Изменить размер шрифта - +

По купе разливалась вонь канализации. Билл все еще спал, а Гимпо пытался выпутаться из простыни, разукрашенной в угрюмо экспрессионистской манере Джексона Поллока – размашистыми мазками физиологических выделений и черной крови. При этом он громко стонал. Обе губы у него разбиты, под глазом – фингал. Потом я услышал какое-то шевеление и истошный вопль. Это Билл спрыгнул со своей зловонной подстилки. Его бледный лик исказился от ужаса, и он бешено замахал рукой, стряхивая прилипшую к ней мелко нарубленную человеческую печенку. Он быстро прикрыл одеялом что-то у себя на полке и пулей вылетел из купе. Я издал утренний громоподобный пердунчик и бросился следом за ним.

 

Я уже пожалел, что разорвал те страницы. Все– таки там попадались и дельные мысли; например, про мое убеждение, что хотя наши тела и стареют, изнашиваются и распадаются на кусочки, в сердце каждого человека есть некий юный цветок, который растет и цветет до последнего мига – до самой смерти. Ладно, сделаем перерыв. Закрываю блокнот и смотрю в окно: сосны в шубах из снега и млечное небо. Грусть потихонечку отступает. Мир – вот он, на месте, и я себя чувствую очень даже неплохо. Попробую все-таки восстановить тот кусок.
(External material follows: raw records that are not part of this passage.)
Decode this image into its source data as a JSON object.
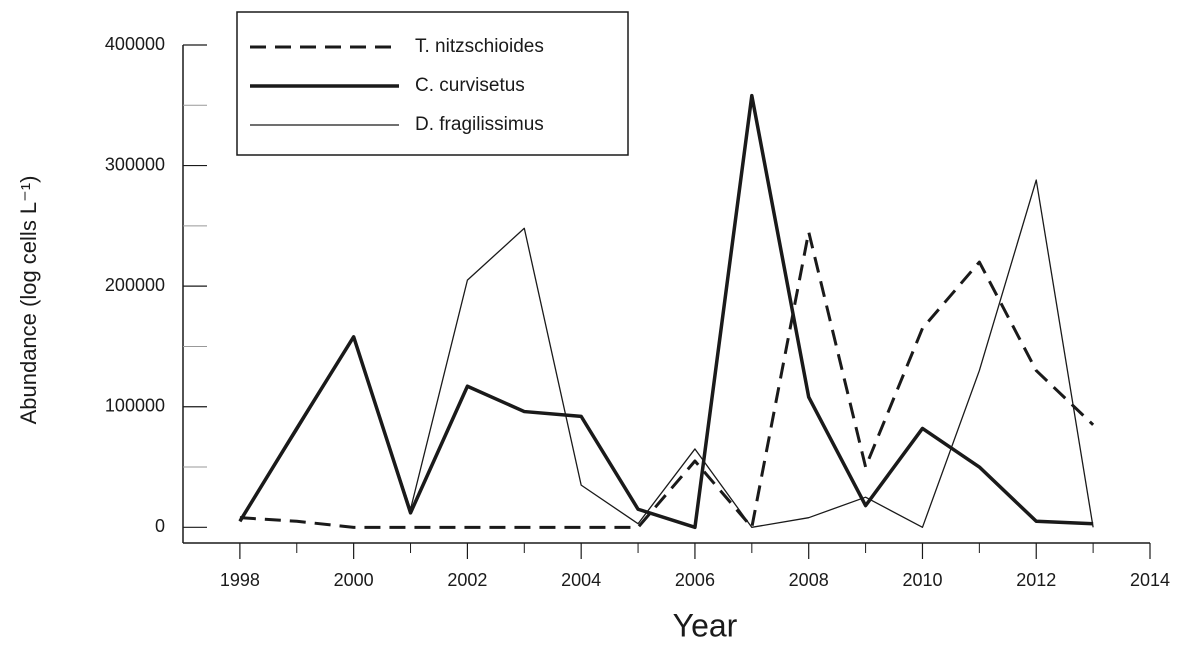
{
  "chart_data": {
    "type": "line",
    "x_label": "Year",
    "y_label": "Abundance (log cells L⁻¹)",
    "x": [
      1998,
      1999,
      2000,
      2001,
      2002,
      2003,
      2004,
      2005,
      2006,
      2007,
      2008,
      2009,
      2010,
      2011,
      2012,
      2013
    ],
    "series": [
      {
        "name": "T. nitzschioides",
        "color": "#1a1a1a",
        "style": "dashed",
        "values": [
          8000,
          5000,
          0,
          0,
          0,
          0,
          0,
          0,
          55000,
          0,
          245000,
          50000,
          165000,
          220000,
          130000,
          85000
        ]
      },
      {
        "name": "C. curvisetus",
        "color": "#1a1a1a",
        "style": "thick",
        "values": [
          5000,
          82000,
          158000,
          12000,
          117000,
          96000,
          92000,
          15000,
          0,
          358000,
          108000,
          18000,
          82000,
          50000,
          5000,
          3000
        ]
      },
      {
        "name": "D. fragilissimus",
        "color": "#1a1a1a",
        "style": "thin",
        "values": [
          5000,
          80000,
          158000,
          15000,
          205000,
          248000,
          35000,
          3000,
          65000,
          0,
          8000,
          25000,
          0,
          130000,
          288000,
          0
        ]
      }
    ],
    "xlim": [
      1997,
      2014
    ],
    "xticks": [
      1998,
      2000,
      2002,
      2004,
      2006,
      2008,
      2010,
      2012,
      2014
    ],
    "ylim": [
      -13000,
      400000
    ],
    "yticks": [
      0,
      100000,
      200000,
      300000,
      400000
    ],
    "legend": "upper left"
  }
}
На последней странице из тех, что я вырвал и разорвал, я сравнивал жизнь с подъемом на гору. Я писал, что как раз в прошлом году я добрался до очередного, казалось бы, непреступного перевала, откуда уже видно вершину. Да, подъем сделался круче, теперь на тропе попадаются шаткие камни и ледяные участки, но я вижу вершину – то есть я очень надеюсь, что это вершина, – и знаю, что должен подняться туда. Пройти по этой тропе до конца. Я вдруг понимаю, что наша поездка на Северный полюс с иконой Элвиса, она ничего не изменит; что мы с Z и Гимпо просто пытаемся убежать от повседневной убогой рутины, просто хотим посмеяться – за счет тех, кого любим. Я уверен, что даже те, настоящие, исторические волхвы тоже пытались сбежать от чего-то, что доставало их в жизни, и у них тоже были свои разногласия и свои сложности на пути в Вифлеем. Да, они тоже нюхали вонь своего пердежа. Но все равно я надеюсь, что мы потихонечку приближаемся к этой манящей вершине. Да, может быть, я никогда до нее не дойду, но я хотя бы пытаюсь дойти.
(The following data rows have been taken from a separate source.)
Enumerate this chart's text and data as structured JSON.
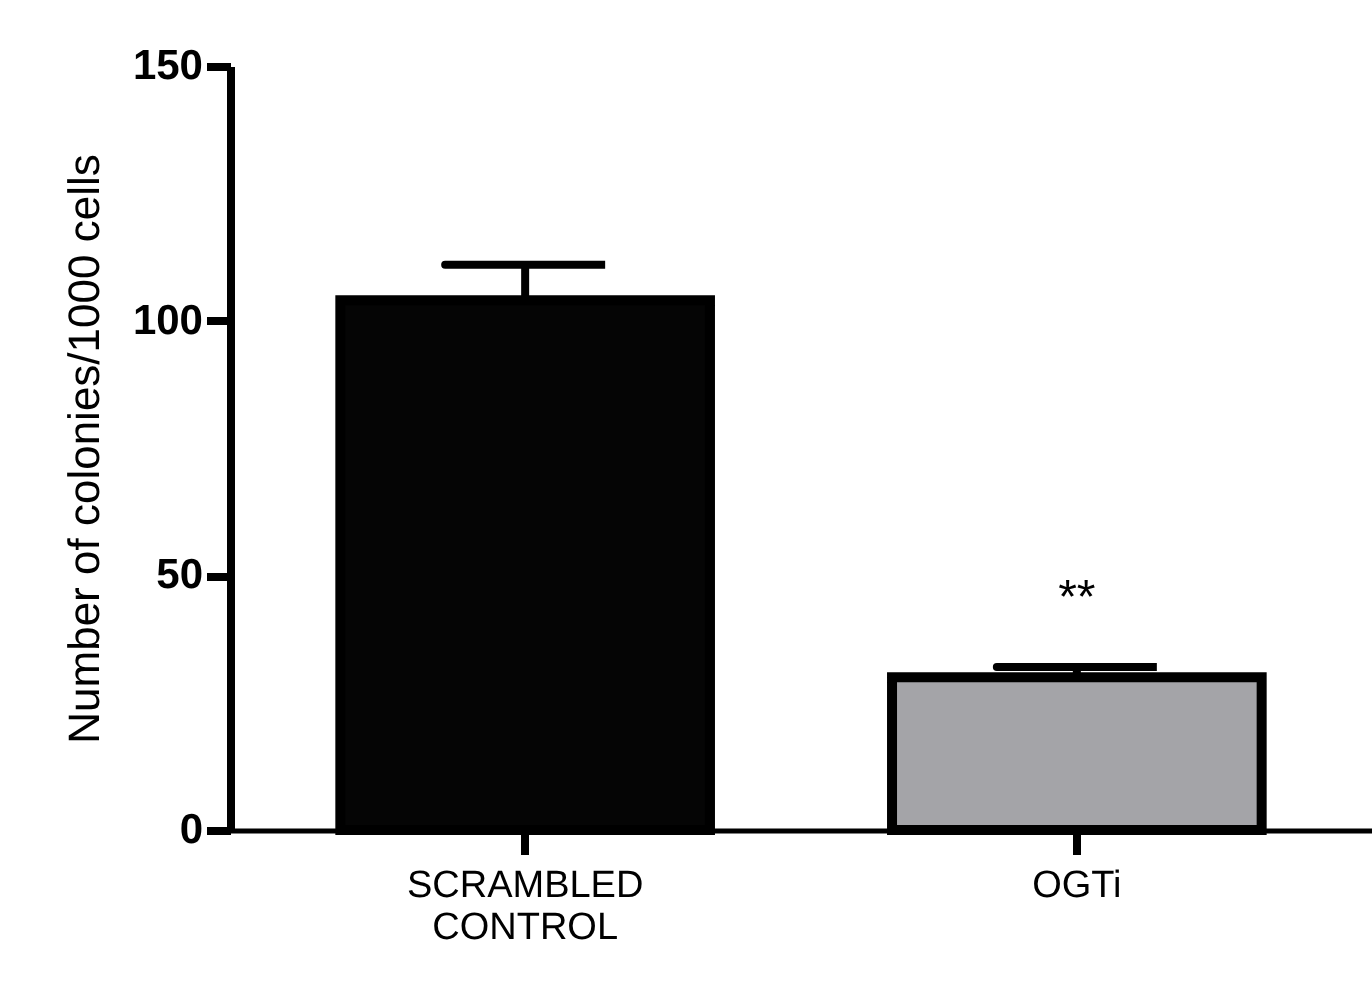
{
  "chart_data": {
    "type": "bar",
    "ylabel": "Number of colonies/1000 cells",
    "categories": [
      "SCRAMBLED CONTROL",
      "OGTi"
    ],
    "values": [
      104,
      30
    ],
    "colors": [
      "#050505",
      "#a4a4a8"
    ],
    "errors": [
      7,
      2
    ],
    "ylim": [
      0,
      150
    ],
    "yticks": [
      0,
      50,
      100,
      150
    ],
    "annotations": [
      {
        "text": "**",
        "x": "OGTi",
        "y": 32
      }
    ]
  }
}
В дверь стучат. Проводник. Мы прибываем в Рованиеми через пятнадцать минут. Надо вставать – собираться. Прочь, тяга к самокопанию! Прочь, сомнения к себе! Поезд уже тормозит. Все, приехали. Выбираемся из купе. Кстати, уже перед самым выходом мы с Z завели разговор о членах. В частности, мы говорили о том, что было бы классно разжиться таким теплым нижнем бельем типа цельного комбинезона, которые носят ковбои в фильмах – когда пьют кофе, поднявшись с постели, или когда раздеваются в будуаре в борделе, где их, как правило, и пристреливают. Ну, ковбоев.

 

Мы сошли с поезда прямо в сугробы. Ощущение было сродни религиозному экстазу: я как будто очистился и возродился в холодном снегу. Сухой воздух с легким привкусом металла оседал в легких узорной изморозью. Свет падал под углом в семьдесят градусов, и на землю ложились длинные золотистые тени; небо одело нас розовым и желтовато-оранжевым; ветра не было вообще.

Ну да, разумеется. Мы были последними, кто вышел из поезда. Бля, эта последняя фраза вызвала мощный прилив эмоций, и у меня в голове зазвучал голос Тома Джонса: «Зеленая травка у дома». Это одна из тех песен, которая вспоминается мне часто– часто, и я полностью отождествляю себя с ее главным героем: я тоже сижу в камере смертников, и готовлюсь к великому неизвестному, и вспоминаю счастливое детство, которое у меня было – или, может быть, не было, – уже так давно. В Рованиеми нету зеленой травки. Но зато есть ощущение, что мы покидаем привычный, знакомый мир и вступаем в великое неизвестное.

Пока мы продирались сквозь хрусткий снег, я думал о пытках и гестаповцах в длинных плащах из черной кожи.